Taxpayers who itemize deductions on their tax returns are subject to both minimum and maximum contribution limits. The OBBBA introduced a new floor on charitable deductions, meaning that itemized filers may only deduct charitable contributions to the degree they exceed 0.5% of their adjusted gross income (AGI). 

For example, starting in 2026, a taxpayer who earns $300,000 may not deduct the first $1,500 (0.5% x $300,000) of their charitable contributions for the given year. Interestingly, so long as the taxpayer exceeds the floor for the year (in the example, exceed $1,500), then the amount under the floor ($1,500 in the example), may be carried forward and applied to future years. Taxpayers are also restricted from offsetting more than 60% of their AGI through charitable deductions. 

This limit was scheduled to shrink back to the pre-Tax Cuts and Jobs Act amount of 50%, but the higher 60% limit has now been made “permanent.” Contributing appreciated assets, such as stocks that have increased in value, has the double benefit of avoiding capital gains and sheltering income from taxation. Contributions of appreciated assets may be deducted up to 30% of AGI, while the balance of up to 60% must be made in cash. Tax deductions for gifts in excess of these limits may be carried forward for up to five additional years. To avoid this new 0.5% floor, taxpayers may wish to consider larger gifts in 2025. 

Value of tax savings capped at 35% rather than the top income tax rate of 37%: 

While the ability to deduct up to 60% of taxpayers’ AGI may encourage larger charitable gifts, the OBBBA also caps the value of charitable-deductions at 35 cents per dollar. In other words, high income earners who are in the 37% federal tax bracket will receive a maximum tax deduction of 35%. For example, assume a MFJ couple who earn $1 million are in the 37% federal tax bracket and make a charitable gift of $100,000. 

The tax benefit of their gift will be limited to $35,000 rather than $37,000 due to the cap of 35%. Because this provision goes into effect in 2026, high-income earners may want to accelerate sizable charitable gifts into 2025 to match the value of the charitable deduction to their effective tax rate. 

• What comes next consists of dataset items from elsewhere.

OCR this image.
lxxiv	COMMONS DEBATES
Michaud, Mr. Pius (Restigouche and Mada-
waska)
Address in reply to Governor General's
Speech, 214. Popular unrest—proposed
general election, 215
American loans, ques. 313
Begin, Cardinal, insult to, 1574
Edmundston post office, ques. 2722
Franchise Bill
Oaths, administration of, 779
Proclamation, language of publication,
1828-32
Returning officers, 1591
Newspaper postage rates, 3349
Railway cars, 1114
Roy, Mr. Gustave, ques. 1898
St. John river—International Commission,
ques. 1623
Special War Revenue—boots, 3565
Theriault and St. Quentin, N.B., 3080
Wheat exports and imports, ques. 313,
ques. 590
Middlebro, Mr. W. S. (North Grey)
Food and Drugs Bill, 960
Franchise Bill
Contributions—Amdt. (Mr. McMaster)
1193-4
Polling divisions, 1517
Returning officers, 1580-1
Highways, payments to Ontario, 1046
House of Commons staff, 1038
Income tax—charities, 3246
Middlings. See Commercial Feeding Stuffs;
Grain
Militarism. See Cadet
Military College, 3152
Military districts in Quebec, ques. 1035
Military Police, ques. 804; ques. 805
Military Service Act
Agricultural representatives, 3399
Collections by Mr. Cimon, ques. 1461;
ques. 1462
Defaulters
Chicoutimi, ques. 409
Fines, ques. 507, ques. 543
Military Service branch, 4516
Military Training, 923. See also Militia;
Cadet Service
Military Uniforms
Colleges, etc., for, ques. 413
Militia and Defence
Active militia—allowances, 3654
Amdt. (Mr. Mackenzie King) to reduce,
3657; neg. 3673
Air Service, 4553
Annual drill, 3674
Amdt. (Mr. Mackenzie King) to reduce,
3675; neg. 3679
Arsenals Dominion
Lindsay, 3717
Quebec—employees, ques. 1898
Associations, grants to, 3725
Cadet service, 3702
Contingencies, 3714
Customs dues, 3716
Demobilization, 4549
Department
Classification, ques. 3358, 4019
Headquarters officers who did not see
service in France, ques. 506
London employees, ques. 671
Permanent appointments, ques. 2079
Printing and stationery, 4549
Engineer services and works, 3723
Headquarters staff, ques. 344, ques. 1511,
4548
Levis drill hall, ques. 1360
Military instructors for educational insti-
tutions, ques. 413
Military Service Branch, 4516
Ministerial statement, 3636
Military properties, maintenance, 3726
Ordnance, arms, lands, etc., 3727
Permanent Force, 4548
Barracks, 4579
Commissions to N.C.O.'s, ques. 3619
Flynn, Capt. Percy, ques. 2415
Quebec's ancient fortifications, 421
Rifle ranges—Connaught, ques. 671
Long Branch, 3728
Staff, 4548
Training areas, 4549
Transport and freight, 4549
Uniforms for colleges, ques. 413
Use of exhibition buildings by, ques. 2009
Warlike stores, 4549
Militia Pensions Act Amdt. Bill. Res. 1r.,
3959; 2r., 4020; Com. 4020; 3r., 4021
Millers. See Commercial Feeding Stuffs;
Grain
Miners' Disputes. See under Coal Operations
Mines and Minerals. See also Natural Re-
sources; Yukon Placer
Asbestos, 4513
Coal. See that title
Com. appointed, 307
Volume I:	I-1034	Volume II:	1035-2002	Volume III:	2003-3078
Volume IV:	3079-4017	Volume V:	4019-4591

As always, there are many ways to be strategic to maximize the tax benefits of your charitable giving, including the use of donor-advised funds, qualified charitable distributions and other charitable vehicles. We encourage you to work closely with your tax professional and portfolio manager to consider potential opportunities to enhance your giving strategy for 2025, 2026 and beyond.

Ferguson Wellman, Octavia Group and West Bearing do not provide tax, legal, insurance or medical advice. This material has been prepared for general educational and informational purposes only and not as a substitute for qualified counsel. You should consult qualified professionals to understand how this information may, or may not, apply specifically to you.